Aug. 26, 2009 -- Irish-American actor Liam Neeson said today that Sen. Ted Kennedy, who died late Tuesday at the age of 77, was "a special man."
He also noted that Kennedy was "very influential" working to end the violence in Northern Ireland, a subject very close to Neeson and the focus of his new film "Five Minutes of Heaven."
"I have a very clear memory of being a 10-year-old boy and being taken to the ancestral Kennedy homestead in Ireland and posing for a photograph underneath the gable of their home with the American flag and the Irish flag up there on the gable," Neeson, a native of Ireland, told Diane Sawyer on "Good Morning America."
"I met him a couple of times over the years, and he wrote my family a very, very beautiful, touching condolence letter when Natasha [Richardson] died earlier this year," Neeson added. "He was a special man. It's the end of an era."
Neeson's wife, actress Natasha Richardson, died in March at the age of 45 after falling during a skiing lesson and suffering a head injury. The actor said that he and sons Michael, 12, and Daniel, 13, are "taking each day as it comes."
"I'm still getting extraordinary condolence letters from American people that's deeply touching," he said.
He said that was part of the reason for his recent decision to become an American citizen.
"I've been living here for 20 years and America's been very very good to me," he said. "I'm still a proud Irishman, of course, but I've become an American citizen. I'm very, very proud of that."
Liam Neeson in 'Five Minutes of Heaven'
In his new film "Five Minutes of Heaven," the Tony- and Academy Award-nominated actor plays an ex-member of an outlawed Northern Ireland paramilitary group who is haunted by memories of murder.
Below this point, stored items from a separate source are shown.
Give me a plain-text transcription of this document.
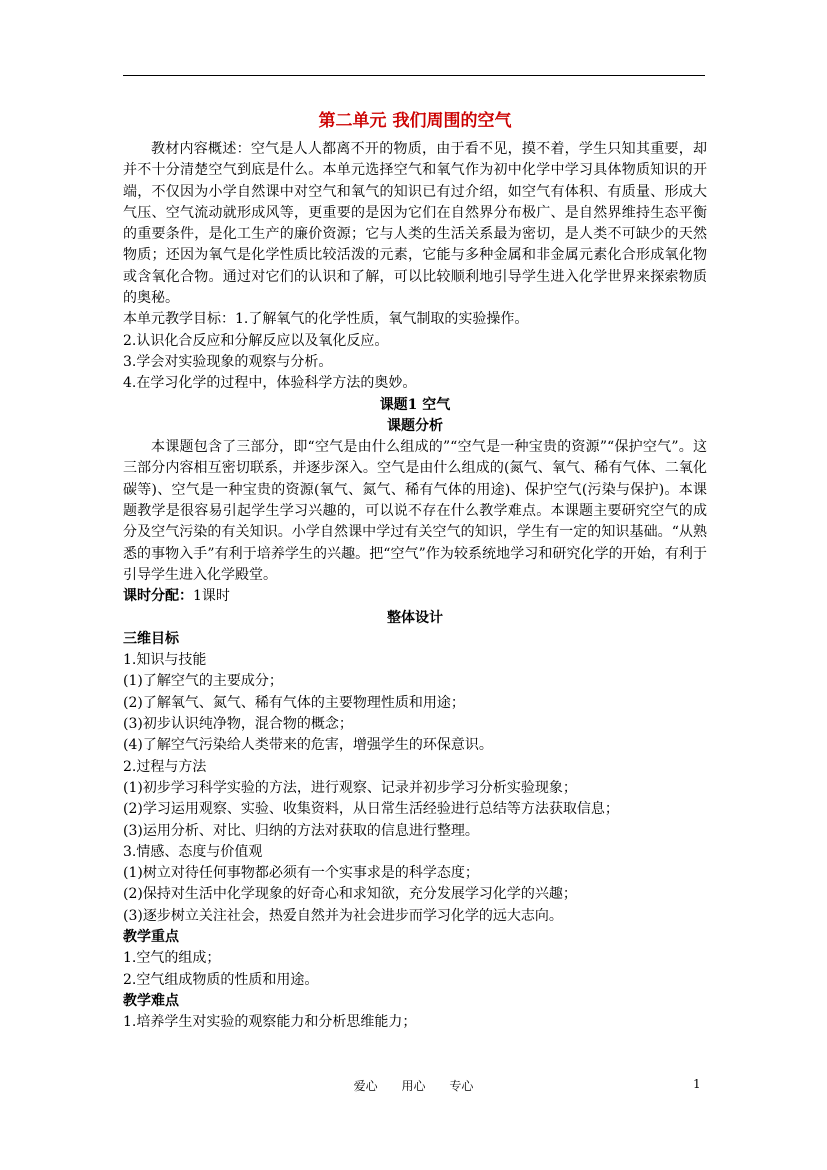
第二单元 我们周围的空气

教材内容概述：空气是人人都离不开的物质，由于看不见，摸不着，学生只知其重要，却并不十分清楚空气到底是什么。本单元选择空气和氧气作为初中化学中学习具体物质知识的开端，不仅因为小学自然课中对空气和氧气的知识已有过介绍，如空气有体积、有质量、形成大气压、空气流动就形成风等，更重要的是因为它们在自然界分布极广、是自然界维持生态平衡的重要条件，是化工生产的廉价资源；它与人类的生活关系最为密切，是人类不可缺少的天然物质；还因为氧气是化学性质比较活泼的元素，它能与多种金属和非金属元素化合形成氧化物或含氧化合物。通过对它们的认识和了解，可以比较顺利地引导学生进入化学世界来探索物质的奥秘。

本单元教学目标：1.了解氧气的化学性质，氧气制取的实验操作。

2.认识化合反应和分解反应以及氧化反应。

3.学会对实验现象的观察与分析。

4.在学习化学的过程中，体验科学方法的奥妙。

课题1 空气

课题分析

本课题包含了三部分，即“空气是由什么组成的”“空气是一种宝贵的资源”“保护空气”。这三部分内容相互密切联系，并逐步深入。空气是由什么组成的(氮气、氧气、稀有气体、二氧化碳等)、空气是一种宝贵的资源(氧气、氮气、稀有气体的用途)、保护空气(污染与保护)。本课题教学是很容易引起学生学习兴趣的，可以说不存在什么教学难点。本课题主要研究空气的成分及空气污染的有关知识。小学自然课中学过有关空气的知识，学生有一定的知识基础。“从熟悉的事物入手”有利于培养学生的兴趣。把“空气”作为较系统地学习和研究化学的开始，有利于引导学生进入化学殿堂。

课时分配：1课时

整体设计

三维目标

1.知识与技能

(1)了解空气的主要成分；

(2)了解氧气、氮气、稀有气体的主要物理性质和用途；

(3)初步认识纯净物，混合物的概念；

(4)了解空气污染给人类带来的危害，增强学生的环保意识。

2.过程与方法

(1)初步学习科学实验的方法，进行观察、记录并初步学习分析实验现象；

(2)学习运用观察、实验、收集资料，从日常生活经验进行总结等方法获取信息；

(3)运用分析、对比、归纳的方法对获取的信息进行整理。

3.情感、态度与价值观

(1)树立对待任何事物都必须有一个实事求是的科学态度；

(2)保持对生活中化学现象的好奇心和求知欲，充分发展学习化学的兴趣；

(3)逐步树立关注社会，热爱自然并为社会进步而学习化学的远大志向。

教学重点

1.空气的组成；

2.空气组成物质的性质和用途。

教学难点

1.培养学生对实验的观察能力和分析思维能力；

爱心 用心 专心	1
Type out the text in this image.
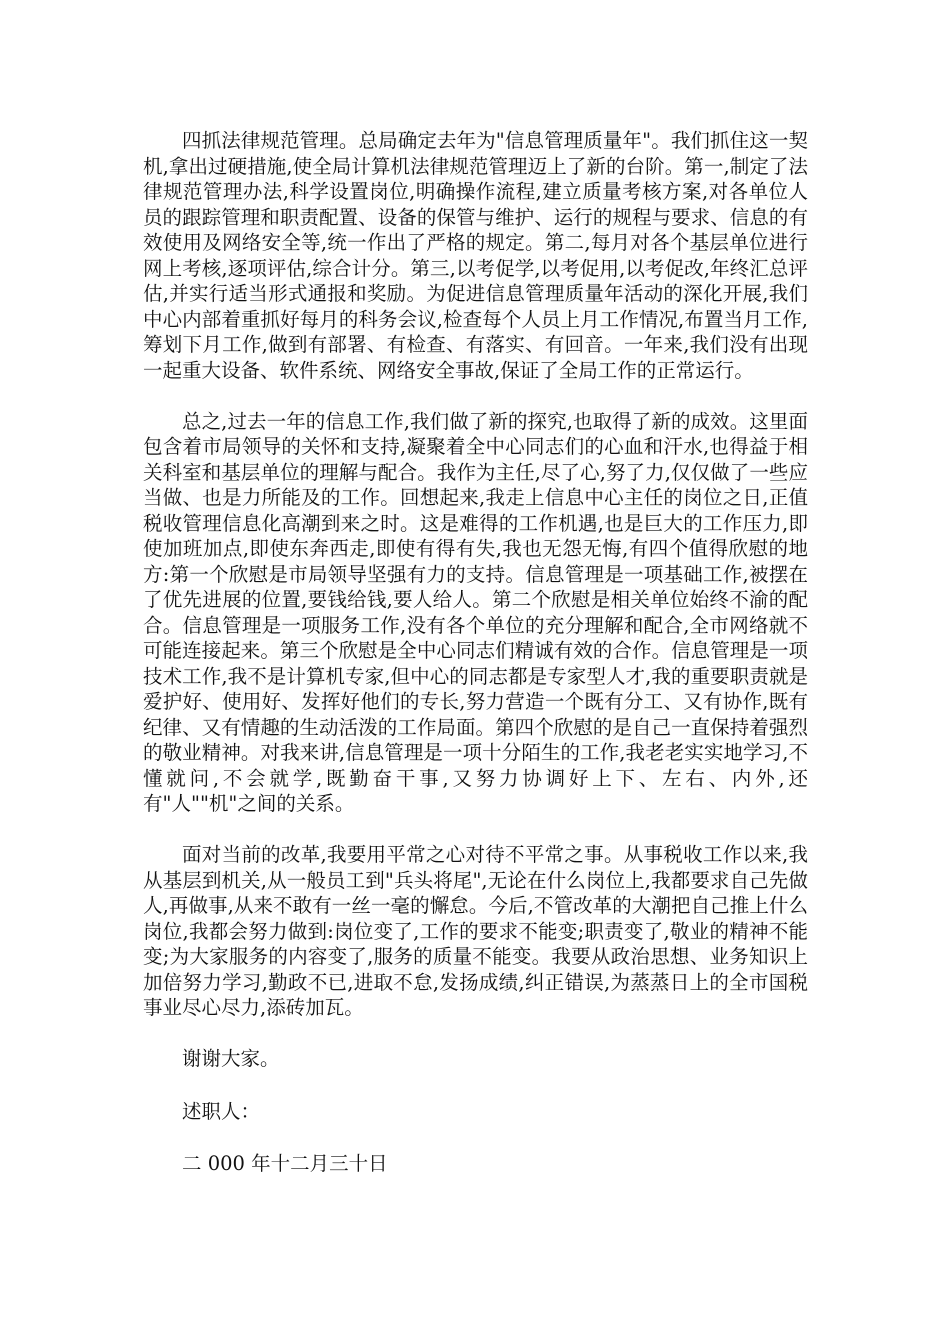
四抓法律规范管理。总局确定去年为"信息管理质量年"。我们抓住这一契机,拿出过硬措施,使全局计算机法律规范管理迈上了新的台阶。第一,制定了法律规范管理办法,科学设置岗位,明确操作流程,建立质量考核方案,对各单位人员的跟踪管理和职责配置、设备的保管与维护、运行的规程与要求、信息的有效使用及网络安全等,统一作出了严格的规定。第二,每月对各个基层单位进行网上考核,逐项评估,综合计分。第三,以考促学,以考促用,以考促改,年终汇总评估,并实行适当形式通报和奖励。为促进信息管理质量年活动的深化开展,我们中心内部着重抓好每月的科务会议,检查每个人员上月工作情况,布置当月工作,筹划下月工作,做到有部署、有检查、有落实、有回音。一年来,我们没有出现一起重大设备、软件系统、网络安全事故,保证了全局工作的正常运行。

总之,过去一年的信息工作,我们做了新的探究,也取得了新的成效。这里面包含着市局领导的关怀和支持,凝聚着全中心同志们的心血和汗水,也得益于相关科室和基层单位的理解与配合。我作为主任,尽了心,努了力,仅仅做了一些应当做、也是力所能及的工作。回想起来,我走上信息中心主任的岗位之日,正值税收管理信息化高潮到来之时。这是难得的工作机遇,也是巨大的工作压力,即使加班加点,即使东奔西走,即使有得有失,我也无怨无悔,有四个值得欣慰的地方:第一个欣慰是市局领导坚强有力的支持。信息管理是一项基础工作,被摆在了优先进展的位置,要钱给钱,要人给人。第二个欣慰是相关单位始终不渝的配合。信息管理是一项服务工作,没有各个单位的充分理解和配合,全市网络就不可能连接起来。第三个欣慰是全中心同志们精诚有效的合作。信息管理是一项技术工作,我不是计算机专家,但中心的同志都是专家型人才,我的重要职责就是爱护好、使用好、发挥好他们的专长,努力营造一个既有分工、又有协作,既有纪律、又有情趣的生动活泼的工作局面。第四个欣慰的是自己一直保持着强烈的敬业精神。对我来讲,信息管理是一项十分陌生的工作,我老老实实地学习,不懂就问,不会就学,既勤奋干事,又努力协调好上下、左右、内外,还有"人""机"之间的关系。

面对当前的改革,我要用平常之心对待不平常之事。从事税收工作以来,我从基层到机关,从一般员工到"兵头将尾",无论在什么岗位上,我都要求自己先做人,再做事,从来不敢有一丝一毫的懈怠。今后,不管改革的大潮把自己推上什么岗位,我都会努力做到:岗位变了,工作的要求不能变;职责变了,敬业的精神不能变;为大家服务的内容变了,服务的质量不能变。我要从政治思想、业务知识上加倍努力学习,勤政不已,进取不怠,发扬成绩,纠正错误,为蒸蒸日上的全市国税事业尽心尽力,添砖加瓦。

谢谢大家。

述职人：

二 000 年十二月三十日
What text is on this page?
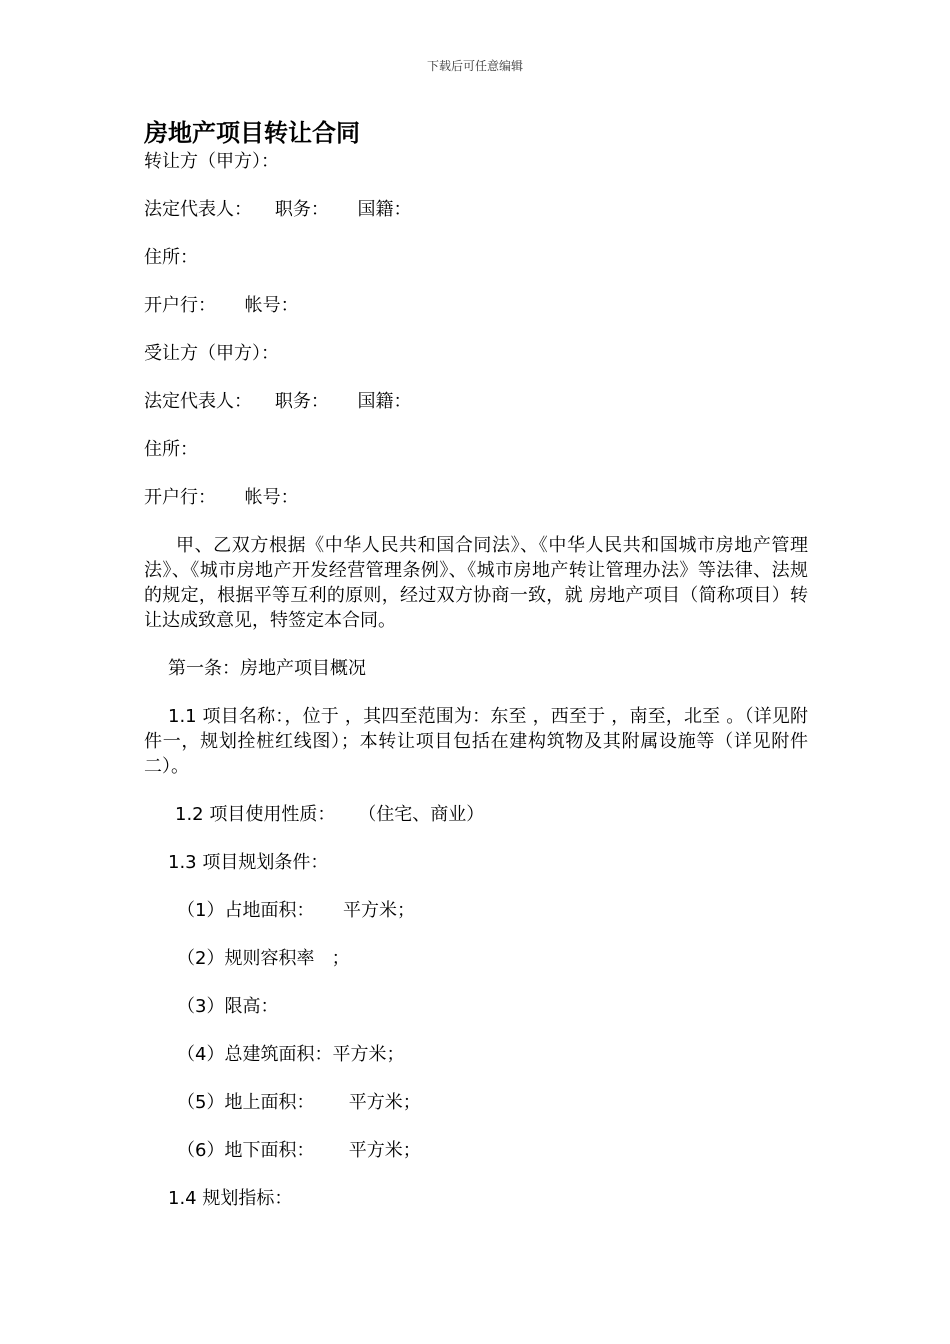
下载后可任意编辑
房地产项目转让合同

转让方（甲方）：

法定代表人：    职务：     国籍：

住所：

开户行：     帐号：

受让方（甲方）：

法定代表人：    职务：     国籍：

住所：

开户行：     帐号：

甲、乙双方根据《中华人民共和国合同法》、《中华人民共和国城市房地产管理法》、《城市房地产开发经营管理条例》、《城市房地产转让管理办法》等法律、法规的规定，根据平等互利的原则，经过双方协商一致，就 房地产项目（简称项目）转让达成致意见，特签定本合同。

第一条：房地产项目概况

1.1 项目名称：，位于 ，其四至范围为：东至 ，西至于 ，南至，北至 。（详见附件一，规划拴桩红线图）；本转让项目包括在建构筑物及其附属设施等（详见附件二）。

1.2 项目使用性质：    （住宅、商业）

1.3 项目规划条件：

（1）占地面积：     平方米；

（2）规则容积率   ；

（3）限高：

（4）总建筑面积：平方米；

（5）地上面积：      平方米；

（6）地下面积：      平方米；

1.4 规划指标：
"Five Minutes of Heaven" is a fictionalized version of real events about 17-year-old Alistair Little, who murdered a 19-year-old Catholic, Jim Griffin, in 1975. The murder was witnessed by the victim's 11-year-old brother, Joe Griffin, played by James Nesbitt.
Neeson says it focuses on "how one act of violence can absolutely demolish a family," and how "you try and start to heal the human heart after an act of violence."
Neeson left Ireland approximately 30 years ago, and returned to film the movie.
"I've been offered a lot of scripts [on] Northern Ireland…I've tried to avoid it but this one just got into my heart," he said. "It was true, it was novel, it said something, so it was a no-brainer."
Neeson plays Alistair Little 30 years after the murder, and chose not to meet his real-life counterpart until he had completed filming his scenes.
"I didn't want to be reminded how physically unlike Alastair I actually am," he said. "I did meet him on my last day… I thanked him for sharing this horrendous part of his life."
"Five Minutes from Heaven" opened in selected markets on Aug. 21.